First off, this creates an automatic sit. What that means is that your dog’s cue to sit is that your feet stopped moving. It’s really handy. It also means that if Obi is seated, he’s not lunging. (Note that he CAN lunge simply by getting up, but repeating this pattern starts to teach him to sit, remain seated, and stay calm.)
Once Obi got to a point where he was walking automatically by my side (head to hip), I would correct if he wasn’t. His correction was five quick steps backwards by me (not turning around; just walking backwards) with 3-5 hard, sharp yanks on his prong collar. Obi is expected to remain in a perfect heel, because it keeps him calm. Running like Darcy does makes him much more aggressive. (Note that this is a heavy duty correction.)
Next, we started practicing focusing on me and treats, stopping to sit as we neared a dog until, finally, we were able to walk past the dog. If I knew that Obi would lose focus no matter what and get aggressive at fifteen feet, then we started walking past at sixteen feet. He was probably wrinkling, maybe whining, but he wasn’t lunging. When he was behaving (not wrinkling) there, we got closer. We worked with a lot of stationary dogs behind fences or tied to things. (We walked outside the dog park A LOT.)
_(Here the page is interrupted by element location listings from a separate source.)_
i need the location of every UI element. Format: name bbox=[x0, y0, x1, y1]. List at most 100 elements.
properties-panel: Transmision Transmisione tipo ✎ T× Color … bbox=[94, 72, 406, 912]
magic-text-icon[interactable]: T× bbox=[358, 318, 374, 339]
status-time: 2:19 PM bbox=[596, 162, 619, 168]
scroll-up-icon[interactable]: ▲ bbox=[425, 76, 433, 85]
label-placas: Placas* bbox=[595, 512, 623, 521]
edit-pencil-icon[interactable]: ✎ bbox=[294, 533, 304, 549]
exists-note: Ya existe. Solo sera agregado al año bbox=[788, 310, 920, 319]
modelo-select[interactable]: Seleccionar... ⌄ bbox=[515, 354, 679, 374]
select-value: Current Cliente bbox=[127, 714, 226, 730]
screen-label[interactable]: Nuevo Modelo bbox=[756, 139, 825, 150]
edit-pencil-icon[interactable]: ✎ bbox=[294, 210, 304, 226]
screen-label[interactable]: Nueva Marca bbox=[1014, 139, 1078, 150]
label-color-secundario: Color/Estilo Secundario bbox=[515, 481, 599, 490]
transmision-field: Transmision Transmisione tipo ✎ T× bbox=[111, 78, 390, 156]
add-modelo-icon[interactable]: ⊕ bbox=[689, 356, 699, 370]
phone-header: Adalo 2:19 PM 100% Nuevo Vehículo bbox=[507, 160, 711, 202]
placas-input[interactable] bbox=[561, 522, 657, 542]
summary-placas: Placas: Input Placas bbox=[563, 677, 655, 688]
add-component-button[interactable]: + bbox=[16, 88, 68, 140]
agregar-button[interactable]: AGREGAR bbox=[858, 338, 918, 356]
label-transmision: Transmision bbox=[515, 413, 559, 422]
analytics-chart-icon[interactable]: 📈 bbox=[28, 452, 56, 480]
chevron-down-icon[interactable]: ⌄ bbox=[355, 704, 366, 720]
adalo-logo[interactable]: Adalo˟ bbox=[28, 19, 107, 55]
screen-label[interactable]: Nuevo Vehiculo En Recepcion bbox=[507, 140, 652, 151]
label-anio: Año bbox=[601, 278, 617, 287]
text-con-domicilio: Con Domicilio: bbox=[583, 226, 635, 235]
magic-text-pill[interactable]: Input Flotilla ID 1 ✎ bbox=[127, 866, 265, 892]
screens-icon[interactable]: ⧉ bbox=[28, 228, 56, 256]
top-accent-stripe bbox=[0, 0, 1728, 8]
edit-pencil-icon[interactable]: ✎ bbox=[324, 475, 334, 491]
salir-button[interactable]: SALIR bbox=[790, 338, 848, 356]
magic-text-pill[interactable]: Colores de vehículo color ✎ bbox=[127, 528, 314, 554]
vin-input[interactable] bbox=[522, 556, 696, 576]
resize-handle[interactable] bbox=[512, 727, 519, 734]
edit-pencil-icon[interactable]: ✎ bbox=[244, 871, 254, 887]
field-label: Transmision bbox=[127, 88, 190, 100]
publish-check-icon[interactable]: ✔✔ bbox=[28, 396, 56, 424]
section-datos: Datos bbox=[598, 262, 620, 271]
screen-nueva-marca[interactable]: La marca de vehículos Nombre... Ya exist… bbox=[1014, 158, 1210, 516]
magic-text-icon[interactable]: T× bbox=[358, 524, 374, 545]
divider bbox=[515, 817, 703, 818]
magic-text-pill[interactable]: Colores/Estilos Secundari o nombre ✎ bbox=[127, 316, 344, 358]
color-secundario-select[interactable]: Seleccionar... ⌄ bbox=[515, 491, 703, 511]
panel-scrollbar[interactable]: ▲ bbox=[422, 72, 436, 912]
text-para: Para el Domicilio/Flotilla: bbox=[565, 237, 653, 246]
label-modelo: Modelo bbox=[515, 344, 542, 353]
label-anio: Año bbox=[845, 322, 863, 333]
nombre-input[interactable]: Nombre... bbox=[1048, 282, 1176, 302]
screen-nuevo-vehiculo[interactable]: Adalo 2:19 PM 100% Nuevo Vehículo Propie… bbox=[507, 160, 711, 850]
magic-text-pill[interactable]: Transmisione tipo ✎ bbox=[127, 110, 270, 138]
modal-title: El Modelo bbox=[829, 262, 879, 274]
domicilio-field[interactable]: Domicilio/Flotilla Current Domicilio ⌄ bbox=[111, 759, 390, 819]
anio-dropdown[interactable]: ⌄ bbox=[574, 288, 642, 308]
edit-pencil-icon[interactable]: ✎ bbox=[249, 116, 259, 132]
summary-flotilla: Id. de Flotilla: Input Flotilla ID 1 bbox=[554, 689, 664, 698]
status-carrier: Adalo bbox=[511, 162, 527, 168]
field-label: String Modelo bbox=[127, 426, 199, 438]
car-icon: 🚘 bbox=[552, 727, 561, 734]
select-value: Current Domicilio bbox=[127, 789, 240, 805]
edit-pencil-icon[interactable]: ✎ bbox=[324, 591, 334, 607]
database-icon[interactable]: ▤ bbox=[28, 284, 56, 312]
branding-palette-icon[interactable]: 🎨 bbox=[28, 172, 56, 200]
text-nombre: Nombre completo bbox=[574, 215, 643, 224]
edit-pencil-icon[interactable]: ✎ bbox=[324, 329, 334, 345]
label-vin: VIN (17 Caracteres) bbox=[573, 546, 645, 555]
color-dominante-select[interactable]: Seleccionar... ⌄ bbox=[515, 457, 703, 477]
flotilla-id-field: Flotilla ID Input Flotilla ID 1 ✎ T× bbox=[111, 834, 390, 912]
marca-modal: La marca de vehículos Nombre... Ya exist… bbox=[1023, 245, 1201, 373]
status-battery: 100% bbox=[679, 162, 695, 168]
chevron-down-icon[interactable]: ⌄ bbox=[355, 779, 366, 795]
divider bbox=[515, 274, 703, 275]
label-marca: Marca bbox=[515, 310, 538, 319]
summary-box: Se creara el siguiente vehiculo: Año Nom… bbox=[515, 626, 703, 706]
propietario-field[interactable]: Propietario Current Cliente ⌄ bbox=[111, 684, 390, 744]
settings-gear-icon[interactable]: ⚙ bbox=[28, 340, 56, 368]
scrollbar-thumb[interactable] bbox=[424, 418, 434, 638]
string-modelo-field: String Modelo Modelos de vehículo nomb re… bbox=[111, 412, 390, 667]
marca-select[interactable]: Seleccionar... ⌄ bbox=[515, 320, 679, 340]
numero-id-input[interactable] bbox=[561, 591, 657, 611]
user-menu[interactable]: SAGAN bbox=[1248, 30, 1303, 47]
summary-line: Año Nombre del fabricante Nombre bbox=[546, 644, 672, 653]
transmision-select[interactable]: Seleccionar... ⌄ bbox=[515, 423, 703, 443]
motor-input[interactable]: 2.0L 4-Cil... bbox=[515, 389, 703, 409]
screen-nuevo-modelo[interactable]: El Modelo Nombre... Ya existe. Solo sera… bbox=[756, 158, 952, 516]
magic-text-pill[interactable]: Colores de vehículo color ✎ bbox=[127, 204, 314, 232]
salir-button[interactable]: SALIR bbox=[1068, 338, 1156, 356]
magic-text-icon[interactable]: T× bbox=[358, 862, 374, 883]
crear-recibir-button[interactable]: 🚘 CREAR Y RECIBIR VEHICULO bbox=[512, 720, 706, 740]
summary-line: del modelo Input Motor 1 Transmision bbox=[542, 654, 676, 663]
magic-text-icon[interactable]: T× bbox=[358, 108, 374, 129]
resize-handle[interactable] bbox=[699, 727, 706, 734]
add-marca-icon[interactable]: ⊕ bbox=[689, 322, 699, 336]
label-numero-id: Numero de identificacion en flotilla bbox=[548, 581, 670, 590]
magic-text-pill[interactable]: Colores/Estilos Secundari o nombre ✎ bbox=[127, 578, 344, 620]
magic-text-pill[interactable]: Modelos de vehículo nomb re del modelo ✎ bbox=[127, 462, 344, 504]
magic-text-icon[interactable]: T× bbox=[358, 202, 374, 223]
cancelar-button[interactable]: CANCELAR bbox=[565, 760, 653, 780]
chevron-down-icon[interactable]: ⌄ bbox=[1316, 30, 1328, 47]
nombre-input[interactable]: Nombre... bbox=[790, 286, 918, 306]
If the dog was coming toward us, we worked on sitting and focusing on the treat. If Obi lunged, I picked him straight up as high as I could (I want his weight on his back legs, not hanging off his neck/the collar), waited until I felt him try to sit down, then let him go down and sit again. We finished sitting, calmed, got a treat, and moved on. Bit by bit, he’s been able to stay seated when a dog walks by.
As he got better walking past dogs as well, I would allow him to first focus on a treat as we went past. (When he refused them, I stopped offering; he was too interested in the other dog.) Then he started getting his treat only after we got past. We were also able to add the same five-steps-backward correction as he improved around other dogs, which initially only increased his aggression when he was fixating on dogs. Now he knows it’s us (not the dog), that he’s doing something wrong, and he needs to tune in.
Obi is still a work in progress, but he’s significantly better. He does best with a walk daily around other dogs. He gets obsessive and backslides fairly easily, so the more often we can work around other dogs, the better. In addition, instead of getting worked up he gets exhausted and sleeps the rest of the day. That’s a bonus!